And then she listened.

I can't hear, Melanie thought, so I can't help. There's nothing I can do. I'll go back to the bus. Keep an eye on the girls. The roller coaster of her fear leveled out. Good, good.

Susan crouched too, stanching a wound on his neck. Frowning, the student looked up at Mrs. Harstrawn. With bloody fingers she signed, "Why bleeding so much? Look at neck."

Mrs. Harstrawn examined it. She too frowned, shaking her head.

"There's hole in his neck," the teacher signed in astonishment. "Like a bullet hole."

Melanie gasped at this message. The flimsy car of the roller coaster dropped again, leaving Melanie's stomach somewhere else – way, way above her. She stopped walking altogether.

Then she saw the purse.

Ten feet away.

Thankful for any distraction to keep her eyes off the injured man, she walked over to the bag and examined it.
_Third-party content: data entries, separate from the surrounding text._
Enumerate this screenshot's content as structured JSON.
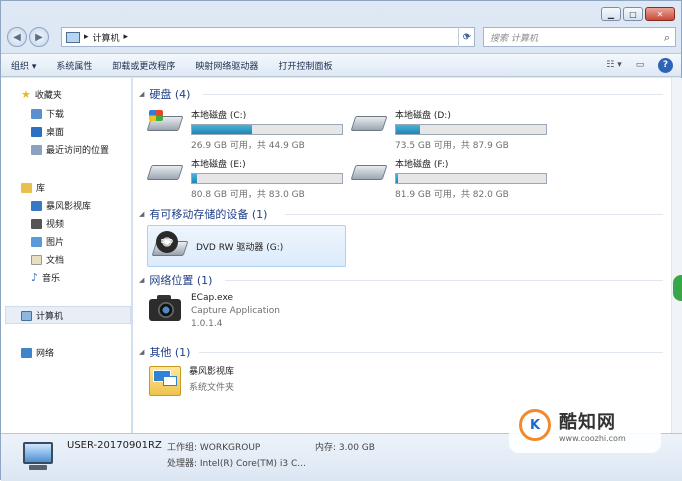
{
  "address": {
    "path": "计算机",
    "separator": "▸"
  },
  "search": {
    "placeholder": "搜索 计算机"
  },
  "toolbar": {
    "organize": "组织 ▾",
    "system_properties": "系统属性",
    "uninstall": "卸载或更改程序",
    "map_drive": "映射网络驱动器",
    "control_panel": "打开控制面板"
  },
  "nav": {
    "favorites": "收藏夹",
    "downloads": "下载",
    "desktop": "桌面",
    "recent": "最近访问的位置",
    "libraries": "库",
    "storm_lib": "暴风影视库",
    "videos": "视频",
    "pictures": "图片",
    "documents": "文档",
    "music": "音乐",
    "computer": "计算机",
    "network": "网络"
  },
  "groups": {
    "hdd": "硬盘 (4)",
    "removable": "有可移动存储的设备 (1)",
    "netloc": "网络位置 (1)",
    "other": "其他 (1)"
  },
  "drives": [
    {
      "name": "本地磁盘 (C:)",
      "info": "26.9 GB 可用，共 44.9 GB",
      "used_pct": 40
    },
    {
      "name": "本地磁盘 (D:)",
      "info": "73.5 GB 可用，共 87.9 GB",
      "used_pct": 16
    },
    {
      "name": "本地磁盘 (E:)",
      "info": "80.8 GB 可用，共 83.0 GB",
      "used_pct": 3
    },
    {
      "name": "本地磁盘 (F:)",
      "info": "81.9 GB 可用，共 82.0 GB",
      "used_pct": 1
    }
  ],
  "dvd": {
    "name": "DVD RW 驱动器 (G:)",
    "disc_label": "DVD"
  },
  "ecap": {
    "name": "ECap.exe",
    "desc": "Capture Application",
    "version": "1.0.1.4"
  },
  "storm": {
    "name": "暴风影视库",
    "type": "系统文件夹"
  },
  "details": {
    "computer_name": "USER-20170901RZ",
    "workgroup": "工作组: WORKGROUP",
    "memory": "内存: 3.00 GB",
    "cpu": "处理器: Intel(R) Core(TM) i3 C..."
  },
  "watermark": {
    "brand": "酷知网",
    "url": "www.coozhi.com"
  },
  "colors": {
    "group_header": "#1e3f87",
    "bar_fill": "#1e86b5",
    "accent": "#2f64b5"
  }
}
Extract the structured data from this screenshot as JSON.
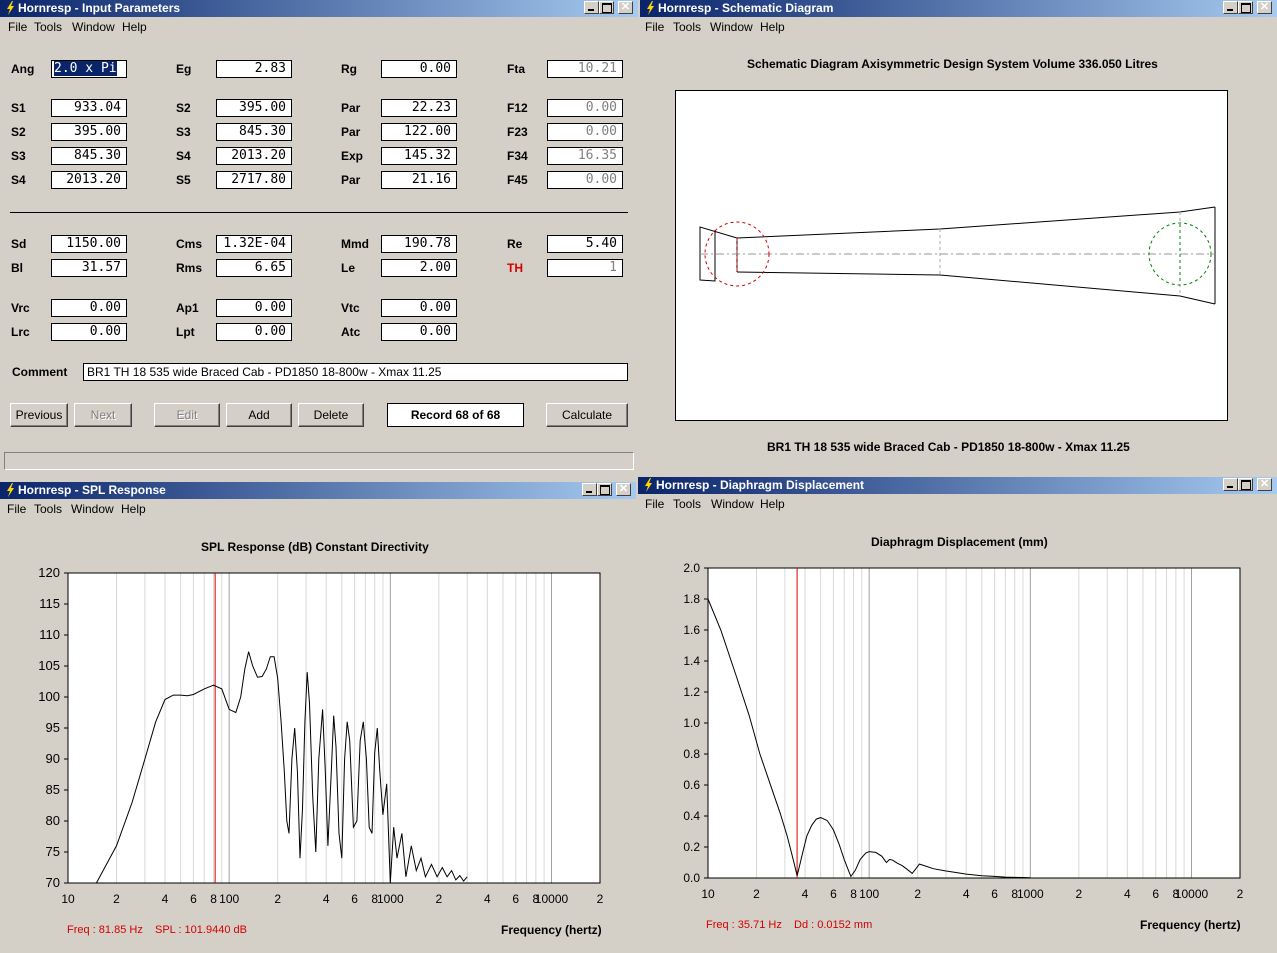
{
  "menu": [
    "File",
    "Tools",
    "Window",
    "Help"
  ],
  "input_params": {
    "title": "Hornresp - Input Parameters",
    "rows": [
      [
        {
          "l": "Ang",
          "v": "2.0 x Pi",
          "sel": true
        },
        {
          "l": "Eg",
          "v": "2.83"
        },
        {
          "l": "Rg",
          "v": "0.00"
        },
        {
          "l": "Fta",
          "v": "10.21",
          "dis": true
        }
      ],
      [
        {
          "l": "S1",
          "v": "933.04"
        },
        {
          "l": "S2",
          "v": "395.00"
        },
        {
          "l": "Par",
          "v": "22.23"
        },
        {
          "l": "F12",
          "v": "0.00",
          "dis": true
        }
      ],
      [
        {
          "l": "S2",
          "v": "395.00"
        },
        {
          "l": "S3",
          "v": "845.30"
        },
        {
          "l": "Par",
          "v": "122.00"
        },
        {
          "l": "F23",
          "v": "0.00",
          "dis": true
        }
      ],
      [
        {
          "l": "S3",
          "v": "845.30"
        },
        {
          "l": "S4",
          "v": "2013.20"
        },
        {
          "l": "Exp",
          "v": "145.32"
        },
        {
          "l": "F34",
          "v": "16.35",
          "dis": true
        }
      ],
      [
        {
          "l": "S4",
          "v": "2013.20"
        },
        {
          "l": "S5",
          "v": "2717.80"
        },
        {
          "l": "Par",
          "v": "21.16"
        },
        {
          "l": "F45",
          "v": "0.00",
          "dis": true
        }
      ],
      [
        {
          "l": "Sd",
          "v": "1150.00"
        },
        {
          "l": "Cms",
          "v": "1.32E-04"
        },
        {
          "l": "Mmd",
          "v": "190.78"
        },
        {
          "l": "Re",
          "v": "5.40"
        }
      ],
      [
        {
          "l": "Bl",
          "v": "31.57"
        },
        {
          "l": "Rms",
          "v": "6.65"
        },
        {
          "l": "Le",
          "v": "2.00"
        },
        {
          "l": "TH",
          "v": "1",
          "dis": true,
          "red": true
        }
      ],
      [
        {
          "l": "Vrc",
          "v": "0.00"
        },
        {
          "l": "Ap1",
          "v": "0.00"
        },
        {
          "l": "Vtc",
          "v": "0.00"
        }
      ],
      [
        {
          "l": "Lrc",
          "v": "0.00"
        },
        {
          "l": "Lpt",
          "v": "0.00"
        },
        {
          "l": "Atc",
          "v": "0.00"
        }
      ]
    ],
    "comment_label": "Comment",
    "comment": "BR1 TH 18  535 wide Braced Cab - PD1850 18-800w - Xmax 11.25",
    "buttons": {
      "previous": "Previous",
      "next": "Next",
      "edit": "Edit",
      "add": "Add",
      "delete": "Delete",
      "calculate": "Calculate"
    },
    "record": "Record 68 of 68"
  },
  "schematic": {
    "title": "Hornresp - Schematic Diagram",
    "header": "Schematic Diagram   Axisymmetric Design   System Volume 336.050 Litres",
    "caption": "BR1 TH 18  535 wide Braced Cab - PD1850 18-800w - Xmax 11.25"
  },
  "spl": {
    "title": "Hornresp - SPL Response",
    "chart_title": "SPL Response (dB)   Constant Directivity",
    "xlabel": "Frequency (hertz)",
    "status_freq": "Freq : 81.85 Hz",
    "status_val": "SPL : 101.9440 dB"
  },
  "disp": {
    "title": "Hornresp - Diaphragm Displacement",
    "chart_title": "Diaphragm Displacement (mm)",
    "xlabel": "Frequency (hertz)",
    "status_freq": "Freq : 35.71 Hz",
    "status_val": "Dd : 0.0152 mm"
  },
  "colors": {
    "cursor": "#d40000",
    "circle_left": "#d40000",
    "circle_right": "#008000"
  },
  "chart_data": [
    {
      "type": "line",
      "title": "SPL Response (dB)   Constant Directivity",
      "xlabel": "Frequency (hertz)",
      "x_scale": "log",
      "xlim": [
        10,
        20000
      ],
      "ylim": [
        70,
        120
      ],
      "yticks": [
        "120",
        "115",
        "110",
        "105",
        "100",
        "95",
        "90",
        "85",
        "80",
        "75",
        "70"
      ],
      "xticks": [
        "10",
        "2",
        "4",
        "6",
        "8",
        "100",
        "2",
        "4",
        "6",
        "8",
        "1000",
        "2",
        "4",
        "6",
        "8",
        "10000",
        "2"
      ],
      "cursor_x": 81.85,
      "series": [
        {
          "points": [
            [
              15,
              70
            ],
            [
              20,
              76
            ],
            [
              25,
              83
            ],
            [
              30,
              90
            ],
            [
              35,
              96
            ],
            [
              40,
              99.6
            ],
            [
              45,
              100.3
            ],
            [
              50,
              100.3
            ],
            [
              55,
              100.2
            ],
            [
              60,
              100.4
            ],
            [
              70,
              101.3
            ],
            [
              80,
              101.9
            ],
            [
              90,
              101.3
            ],
            [
              100,
              98
            ],
            [
              110,
              97.5
            ],
            [
              118,
              100
            ],
            [
              125,
              104.5
            ],
            [
              132,
              107.3
            ],
            [
              140,
              105
            ],
            [
              150,
              103.2
            ],
            [
              160,
              103.3
            ],
            [
              170,
              104.5
            ],
            [
              180,
              106.5
            ],
            [
              190,
              106.5
            ],
            [
              200,
              103
            ],
            [
              210,
              96
            ],
            [
              220,
              88
            ],
            [
              228,
              80
            ],
            [
              235,
              78
            ],
            [
              245,
              90
            ],
            [
              255,
              95
            ],
            [
              265,
              88
            ],
            [
              275,
              74
            ],
            [
              285,
              82
            ],
            [
              295,
              96
            ],
            [
              305,
              104
            ],
            [
              315,
              99
            ],
            [
              330,
              84
            ],
            [
              345,
              75
            ],
            [
              360,
              90
            ],
            [
              380,
              98
            ],
            [
              395,
              88
            ],
            [
              410,
              76
            ],
            [
              430,
              88
            ],
            [
              445,
              97
            ],
            [
              460,
              92
            ],
            [
              480,
              78
            ],
            [
              500,
              74
            ],
            [
              520,
              90
            ],
            [
              540,
              96
            ],
            [
              560,
              93
            ],
            [
              590,
              79
            ],
            [
              620,
              80
            ],
            [
              650,
              93
            ],
            [
              680,
              96
            ],
            [
              710,
              90
            ],
            [
              740,
              79
            ],
            [
              770,
              78
            ],
            [
              800,
              91
            ],
            [
              830,
              95
            ],
            [
              860,
              88
            ],
            [
              900,
              81
            ],
            [
              950,
              86
            ],
            [
              1000,
              70
            ],
            [
              1050,
              79
            ],
            [
              1100,
              74
            ],
            [
              1180,
              78
            ],
            [
              1250,
              71
            ],
            [
              1350,
              76
            ],
            [
              1450,
              72
            ],
            [
              1550,
              74
            ],
            [
              1650,
              71
            ],
            [
              1800,
              73
            ],
            [
              1950,
              71
            ],
            [
              2100,
              72.5
            ],
            [
              2250,
              71
            ],
            [
              2400,
              72
            ],
            [
              2550,
              70.5
            ],
            [
              2700,
              71.2
            ],
            [
              2850,
              70.3
            ],
            [
              3000,
              71
            ]
          ]
        }
      ]
    },
    {
      "type": "line",
      "title": "Diaphragm Displacement (mm)",
      "xlabel": "Frequency (hertz)",
      "x_scale": "log",
      "xlim": [
        10,
        20000
      ],
      "ylim": [
        0,
        2.0
      ],
      "yticks": [
        "2.0",
        "1.8",
        "1.6",
        "1.4",
        "1.2",
        "1.0",
        "0.8",
        "0.6",
        "0.4",
        "0.2",
        "0.0"
      ],
      "xticks": [
        "10",
        "2",
        "4",
        "6",
        "8",
        "100",
        "2",
        "4",
        "6",
        "8",
        "1000",
        "2",
        "4",
        "6",
        "8",
        "10000",
        "2"
      ],
      "cursor_x": 35.71,
      "series": [
        {
          "points": [
            [
              10,
              1.8
            ],
            [
              12,
              1.6
            ],
            [
              15,
              1.3
            ],
            [
              18,
              1.05
            ],
            [
              21,
              0.8
            ],
            [
              25,
              0.57
            ],
            [
              28,
              0.42
            ],
            [
              31,
              0.27
            ],
            [
              33,
              0.16
            ],
            [
              34.5,
              0.08
            ],
            [
              35.7,
              0.015
            ],
            [
              37,
              0.08
            ],
            [
              39,
              0.18
            ],
            [
              41,
              0.27
            ],
            [
              44,
              0.34
            ],
            [
              47,
              0.38
            ],
            [
              50,
              0.39
            ],
            [
              55,
              0.37
            ],
            [
              60,
              0.31
            ],
            [
              65,
              0.22
            ],
            [
              70,
              0.12
            ],
            [
              75,
              0.04
            ],
            [
              77,
              0.01
            ],
            [
              82,
              0.05
            ],
            [
              88,
              0.12
            ],
            [
              95,
              0.16
            ],
            [
              100,
              0.17
            ],
            [
              110,
              0.165
            ],
            [
              120,
              0.14
            ],
            [
              128,
              0.1
            ],
            [
              134,
              0.12
            ],
            [
              140,
              0.115
            ],
            [
              150,
              0.095
            ],
            [
              160,
              0.08
            ],
            [
              170,
              0.06
            ],
            [
              185,
              0.03
            ],
            [
              195,
              0.06
            ],
            [
              205,
              0.09
            ],
            [
              220,
              0.08
            ],
            [
              250,
              0.06
            ],
            [
              300,
              0.045
            ],
            [
              350,
              0.035
            ],
            [
              400,
              0.025
            ],
            [
              500,
              0.015
            ],
            [
              600,
              0.01
            ],
            [
              700,
              0.006
            ],
            [
              800,
              0.004
            ],
            [
              900,
              0.003
            ],
            [
              1000,
              0.002
            ]
          ]
        }
      ]
    }
  ]
}
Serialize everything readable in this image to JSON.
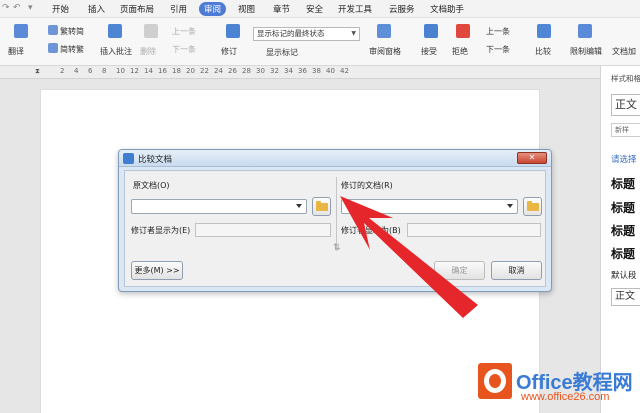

The chain pattern on the cloth was some designer's. Melanie Charrol – a farm girl who made sixteen thousand, five hundred dollars a year as an apprentice teacher of the deaf – had never in her twenty-five years touched a designer accessory. Because the purse was small it seemed precious. Like a radiant jewel. It was the sort of purse that a woman would sling over her shoulder when she walked into an office high above downtown Kansas City or even Manhattan or Los Angeles. The sort of purse she'd drop onto a desk and from which she'd pull a silver pen to write a few words that would set assistants and secretaries in motion.

But as Melanie stared at the purse a tiny thought formed in her mind, growing, growing until it blossomed: Where was the woman who owned it?